Hydroforming is a specialized die stamping technique used frequently by the automotive industry to shape metals into sturdy, lightweight forms. Hydroforming makes use of a high-pressure hydraulic fluid to press raw materials into molds that serve as a negative image of the desired result. The technique expands the possibilities for creating complex, curved shapes.
Die casting is a metalworking process dating back thousands of years, involving molten metal poured into a three-dimensional negative image mold. In manufacturing, the technique is especially suited for making large quantities of small- to medium-sized parts with dimensional consistency. Die casting is a type of injection molding, which is a process that can also be applied to glass, polymers and plastics.
Thermoforming is a molding process that involves heating plastic sheets to pliable temperatures and forming them in molds. A commonly used version of the process uses a vacuum to force the heated plastic against the mold. Thermoforming can represent a faster, lower-cost alternative to techniques such as plastic injection molding.

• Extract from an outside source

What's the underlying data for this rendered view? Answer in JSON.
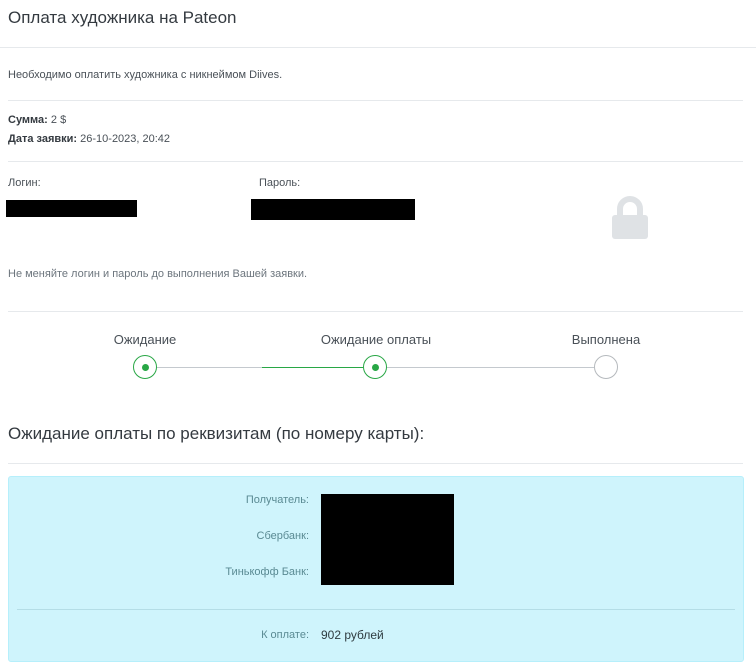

Welding involves joining materials such as metal, glass or plastic by melting them together and allowing them to fuse through cooling. There are several types of welding methods incorporating different heat sources for melting materials, as well as differing capacities for being performed automatically or semi-automatically. A significant percentage of robots in industrial settings are used for arc welding, which employs electricity as a heat source.
CNC machining is the operation of devices to shape and form raw materials by computer numerical control (CNC), enabling the achievement of precise tolerances. CNC may be employed in a variety of machining processes such as milling, lathing, routing and so on – basically, any process that can be described as a series of movements and operations. The common denominator among CNC machines is their ability to 
follow preprogrammed instructions from CAD files and without a manual operator.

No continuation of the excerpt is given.